You: That guy. He reminds me of that other guy, but different
Friend: I don't know why I'm friends with you.
You: You know! That guy with the blog! Mark, I think his name was. He was prepared to throw up at any time.
Friend: Oh, god. I can't believe you read him. Maybe you could do something more productive with your free time, like club baby harp seals, or crack.
You: I know. Anyway, that guy looks like him, but different somehow.
Friend: Uh huh.
You: Somehow....he looks...SMARTER!
Yes! Thank you! I'll be spending my work hours taking a class in CENSORED FOR YOUR PLEASURE, which will teach me the technical details of how to ALSO CENSORED FOR YOUR PLEASURE. I think we can all agree this will be quite interesting.
On a completely unrelated note, I've been enjoying having this conversation with my daughter.
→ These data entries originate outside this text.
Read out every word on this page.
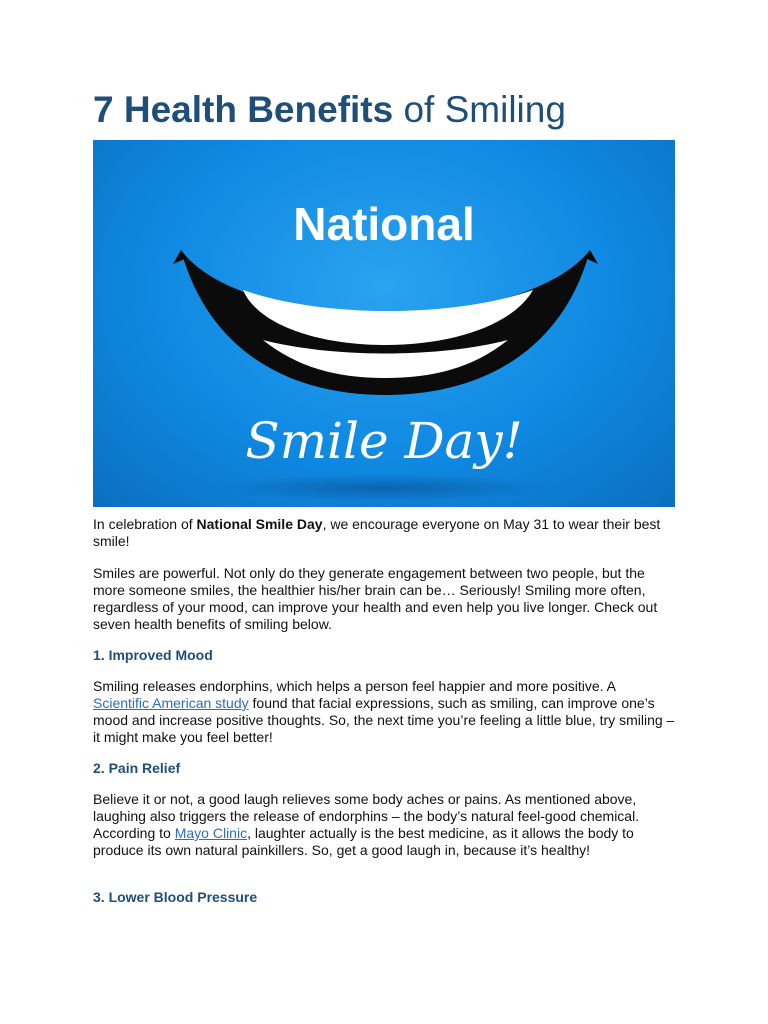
7 Health Benefits of Smiling
National
Smile Day!

In celebration of National Smile Day, we encourage everyone on May 31 to wear their best smile!

Smiles are powerful. Not only do they generate engagement between two people, but the more someone smiles, the healthier his/her brain can be… Seriously! Smiling more often, regardless of your mood, can improve your health and even help you live longer. Check out seven health benefits of smiling below.

1. Improved Mood

Smiling releases endorphins, which helps a person feel happier and more positive. A Scientific American study found that facial expressions, such as smiling, can improve one’s mood and increase positive thoughts. So, the next time you’re feeling a little blue, try smiling – it might make you feel better!

2. Pain Relief

Believe it or not, a good laugh relieves some body aches or pains. As mentioned above, laughing also triggers the release of endorphins – the body’s natural feel-good chemical. According to Mayo Clinic, laughter actually is the best medicine, as it allows the body to produce its own natural painkillers. So, get a good laugh in, because it’s healthy!

3. Lower Blood Pressure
Me: Well, today's the day. We're going to the Dad Farm. You ready?
Daisy: Yup! Let's go.
Me: All set to pick yourself a new dad?
Daisy: You bet!
Me: Ahhh, all those plump, ripe daddies, hanging from the trees, just ready to be plucked! What kind are you going to get.
Daisy: I'm not sure....
Me: Funny? Tall? Fat? Nice? Blue?
Daisy: Oh, definitely nice.
Me: What? Not funny? You don't want a funny dad?!?!
Daisy: Oh...ok. A LITTLE funny.
Me: That's my girl.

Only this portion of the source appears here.